31

La Academia Episcopal. El alma mater de la educación de Win.

Esperanza había pasado a recogerlo por el hotel donde se hospedaba Esme Fong y lo había llevado hasta allí. Aparcó al otro lado de la calle, se volvió hacia él y preguntó:

– ¿Y ahora qué?

– No lo sé. Matthew Squires está ahí dentro. Podemos esperar a la hora del almuerzo y entonces intentar entrar.

– Es un plan condenadamente malo -dijo Esperanza.

– ¿Tienes alguna idea mejor?

– Podemos entrar ahora mismo si fingimos que somos un matrimonio que busca colegio para sus hijos.

– ¿Crees que dará resultado? -preguntó Myron tras reflexionar unos segundos.

– Siempre será mejor que quedarse aquí de brazos cruzados.

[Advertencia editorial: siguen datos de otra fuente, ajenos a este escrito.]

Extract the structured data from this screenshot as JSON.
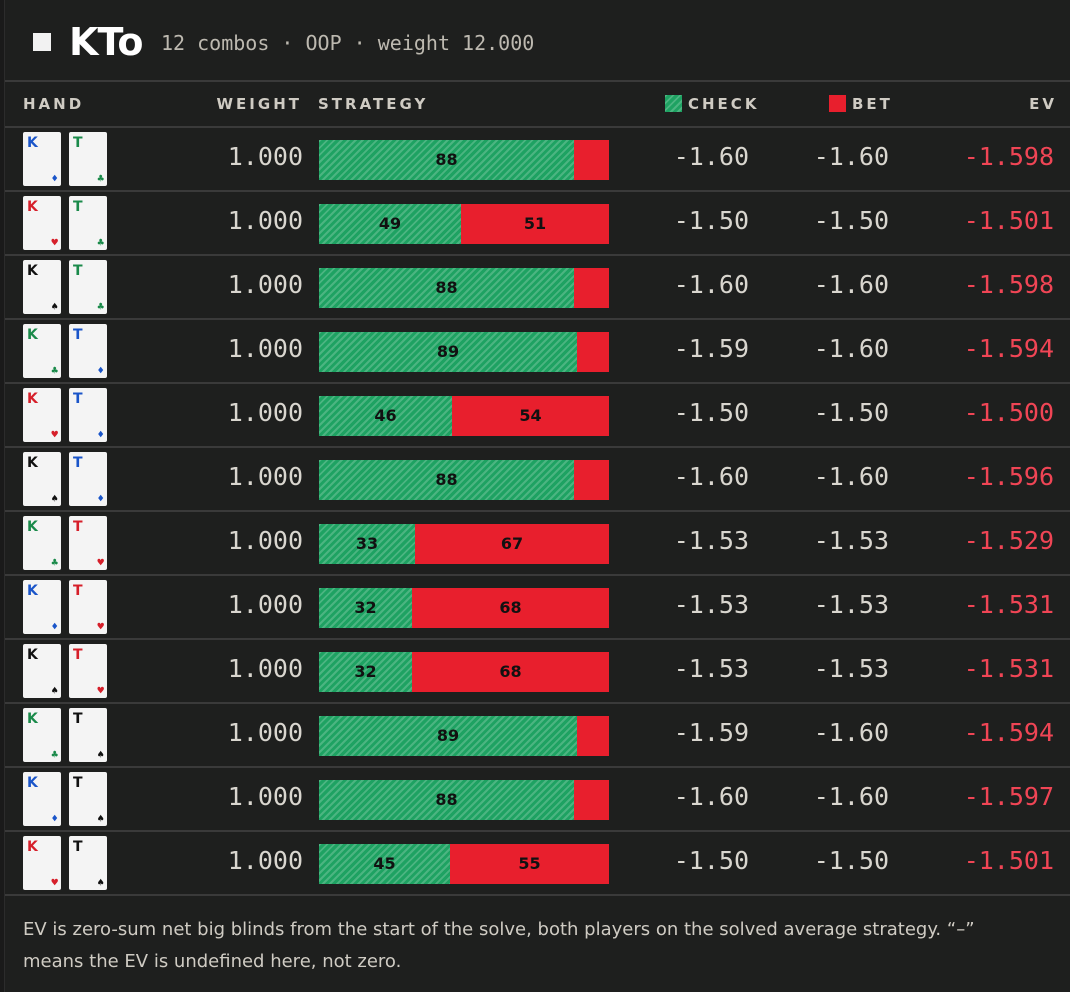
{
  "header": {
    "hand": "KTo",
    "subtitle": "12 combos · OOP · weight 12.000"
  },
  "columns": {
    "hand": "HAND",
    "weight": "WEIGHT",
    "strategy": "STRATEGY",
    "check": "CHECK",
    "bet": "BET",
    "ev": "EV"
  },
  "colors": {
    "check": "#1ea262",
    "bet": "#e81f2d",
    "ev": "#f04555",
    "red_suit": "#d61f2a",
    "blue_suit": "#1a55c9",
    "green_suit": "#1a8a4a",
    "black_suit": "#111111"
  },
  "rows": [
    {
      "c1": {
        "rank": "K",
        "suit": "♦",
        "color": "blue"
      },
      "c2": {
        "rank": "T",
        "suit": "♣",
        "color": "green"
      },
      "weight": "1.000",
      "check_pct": 88,
      "bet_pct": 12,
      "check_label": "88",
      "bet_label": "",
      "check_ev": "-1.60",
      "bet_ev": "-1.60",
      "ev": "-1.598"
    },
    {
      "c1": {
        "rank": "K",
        "suit": "♥",
        "color": "red"
      },
      "c2": {
        "rank": "T",
        "suit": "♣",
        "color": "green"
      },
      "weight": "1.000",
      "check_pct": 49,
      "bet_pct": 51,
      "check_label": "49",
      "bet_label": "51",
      "check_ev": "-1.50",
      "bet_ev": "-1.50",
      "ev": "-1.501"
    },
    {
      "c1": {
        "rank": "K",
        "suit": "♠",
        "color": "black"
      },
      "c2": {
        "rank": "T",
        "suit": "♣",
        "color": "green"
      },
      "weight": "1.000",
      "check_pct": 88,
      "bet_pct": 12,
      "check_label": "88",
      "bet_label": "",
      "check_ev": "-1.60",
      "bet_ev": "-1.60",
      "ev": "-1.598"
    },
    {
      "c1": {
        "rank": "K",
        "suit": "♣",
        "color": "green"
      },
      "c2": {
        "rank": "T",
        "suit": "♦",
        "color": "blue"
      },
      "weight": "1.000",
      "check_pct": 89,
      "bet_pct": 11,
      "check_label": "89",
      "bet_label": "",
      "check_ev": "-1.59",
      "bet_ev": "-1.60",
      "ev": "-1.594"
    },
    {
      "c1": {
        "rank": "K",
        "suit": "♥",
        "color": "red"
      },
      "c2": {
        "rank": "T",
        "suit": "♦",
        "color": "blue"
      },
      "weight": "1.000",
      "check_pct": 46,
      "bet_pct": 54,
      "check_label": "46",
      "bet_label": "54",
      "check_ev": "-1.50",
      "bet_ev": "-1.50",
      "ev": "-1.500"
    },
    {
      "c1": {
        "rank": "K",
        "suit": "♠",
        "color": "black"
      },
      "c2": {
        "rank": "T",
        "suit": "♦",
        "color": "blue"
      },
      "weight": "1.000",
      "check_pct": 88,
      "bet_pct": 12,
      "check_label": "88",
      "bet_label": "",
      "check_ev": "-1.60",
      "bet_ev": "-1.60",
      "ev": "-1.596"
    },
    {
      "c1": {
        "rank": "K",
        "suit": "♣",
        "color": "green"
      },
      "c2": {
        "rank": "T",
        "suit": "♥",
        "color": "red"
      },
      "weight": "1.000",
      "check_pct": 33,
      "bet_pct": 67,
      "check_label": "33",
      "bet_label": "67",
      "check_ev": "-1.53",
      "bet_ev": "-1.53",
      "ev": "-1.529"
    },
    {
      "c1": {
        "rank": "K",
        "suit": "♦",
        "color": "blue"
      },
      "c2": {
        "rank": "T",
        "suit": "♥",
        "color": "red"
      },
      "weight": "1.000",
      "check_pct": 32,
      "bet_pct": 68,
      "check_label": "32",
      "bet_label": "68",
      "check_ev": "-1.53",
      "bet_ev": "-1.53",
      "ev": "-1.531"
    },
    {
      "c1": {
        "rank": "K",
        "suit": "♠",
        "color": "black"
      },
      "c2": {
        "rank": "T",
        "suit": "♥",
        "color": "red"
      },
      "weight": "1.000",
      "check_pct": 32,
      "bet_pct": 68,
      "check_label": "32",
      "bet_label": "68",
      "check_ev": "-1.53",
      "bet_ev": "-1.53",
      "ev": "-1.531"
    },
    {
      "c1": {
        "rank": "K",
        "suit": "♣",
        "color": "green"
      },
      "c2": {
        "rank": "T",
        "suit": "♠",
        "color": "black"
      },
      "weight": "1.000",
      "check_pct": 89,
      "bet_pct": 11,
      "check_label": "89",
      "bet_label": "",
      "check_ev": "-1.59",
      "bet_ev": "-1.60",
      "ev": "-1.594"
    },
    {
      "c1": {
        "rank": "K",
        "suit": "♦",
        "color": "blue"
      },
      "c2": {
        "rank": "T",
        "suit": "♠",
        "color": "black"
      },
      "weight": "1.000",
      "check_pct": 88,
      "bet_pct": 12,
      "check_label": "88",
      "bet_label": "",
      "check_ev": "-1.60",
      "bet_ev": "-1.60",
      "ev": "-1.597"
    },
    {
      "c1": {
        "rank": "K",
        "suit": "♥",
        "color": "red"
      },
      "c2": {
        "rank": "T",
        "suit": "♠",
        "color": "black"
      },
      "weight": "1.000",
      "check_pct": 45,
      "bet_pct": 55,
      "check_label": "45",
      "bet_label": "55",
      "check_ev": "-1.50",
      "bet_ev": "-1.50",
      "ev": "-1.501"
    }
  ],
  "footer": {
    "note": "EV is zero-sum net big blinds from the start of the solve, both players on the solved average strategy. “–” means the EV is undefined here, not zero."
  }
}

– Ah, antes de que se me olvide. Quiero que compruebes la coartada de Esme. Es el portero de noche del hotel, se llama Miguel.

– Miguel -repitió ella-. Me lo pides porque soy hispana, ¿verdad? -En gran parte, sí. A ella le traía sin cuidado. -He llamado a Perú esta mañana.

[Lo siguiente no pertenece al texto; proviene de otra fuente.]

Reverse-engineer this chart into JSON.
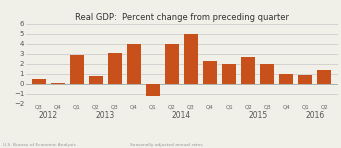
{
  "title": "Real GDP:  Percent change from preceding quarter",
  "bar_color": "#C8511B",
  "background_color": "#F0EFE8",
  "grid_color": "#C8C8C8",
  "labels": [
    "Q3",
    "Q4",
    "Q1",
    "Q2",
    "Q3",
    "Q4",
    "Q1",
    "Q2",
    "Q3",
    "Q4",
    "Q1",
    "Q2",
    "Q3",
    "Q4",
    "Q1",
    "Q2"
  ],
  "year_labels": [
    "2012",
    "2013",
    "2014",
    "2015",
    "2016"
  ],
  "year_positions": [
    0.5,
    3.5,
    7.5,
    11.5,
    14.5
  ],
  "values": [
    0.5,
    0.1,
    2.9,
    0.8,
    3.1,
    4.0,
    -1.2,
    4.0,
    5.0,
    2.3,
    2.0,
    2.7,
    2.0,
    1.0,
    0.9,
    1.4
  ],
  "ylim": [
    -2,
    6
  ],
  "yticks": [
    -2,
    -1,
    0,
    1,
    2,
    3,
    4,
    5,
    6
  ],
  "footer_left": "U.S. Bureau of Economic Analysis",
  "footer_right": "Seasonally adjusted annual rates"
}
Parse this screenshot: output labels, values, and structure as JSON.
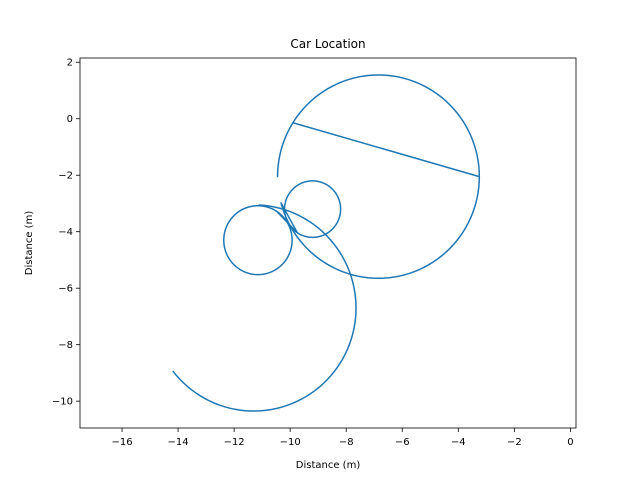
{
  "chart_data": {
    "type": "line",
    "title": "Car Location",
    "xlabel": "Distance (m)",
    "ylabel": "Distance (m)",
    "xlim": [
      -17.5,
      0.2
    ],
    "ylim": [
      -10.95,
      2.15
    ],
    "xticks": [
      -16,
      -14,
      -12,
      -10,
      -8,
      -6,
      -4,
      -2,
      0
    ],
    "yticks": [
      2,
      0,
      -2,
      -4,
      -6,
      -8,
      -10
    ],
    "grid": false,
    "legend": "none",
    "series": [
      {
        "color": "#1f77b4",
        "arcs": [
          {
            "cx": -11.3,
            "cy": -6.7,
            "r": 3.65,
            "from": 218,
            "to": 360
          },
          {
            "cx": -11.3,
            "cy": -6.7,
            "r": 3.65,
            "from": 0,
            "to": 87
          },
          {
            "cx": -11.15,
            "cy": -4.3,
            "r": 1.22,
            "from": 87,
            "to": 447
          },
          {
            "cx": -11.15,
            "cy": -4.3,
            "r": 1.22,
            "from": 87,
            "to": 57
          },
          {
            "cx": -9.2,
            "cy": -3.2,
            "r": 1.0,
            "from": 237,
            "to": 597
          },
          {
            "cx": -6.85,
            "cy": -2.05,
            "r": 3.6,
            "from": 195,
            "to": 540
          },
          {
            "cx": -6.85,
            "cy": -2.05,
            "r": 3.6,
            "from": 180,
            "to": 148
          },
          {
            "cx": -6.85,
            "cy": -2.05,
            "r": 3.6,
            "from": 0,
            "to": -50
          }
        ]
      }
    ]
  }
}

– He hablado con un comisario de allí. Dice que Lloyd Rennart se suicidó.

– ¿Qué hay del cadáver?

– El acantilado se llama la Garganta del Diablo. Nunca encuentran los cuerpos. Por lo visto, es bastante frecuente que se produzcan suicidios en ese lugar.

– Estupendo. ¿Crees que podrías recabar más información sobre Rennart?

– ¿Como qué?

– Cómo compró el bar de Neptune, cómo compró la casa de Spring Lake Heights. Cosas así.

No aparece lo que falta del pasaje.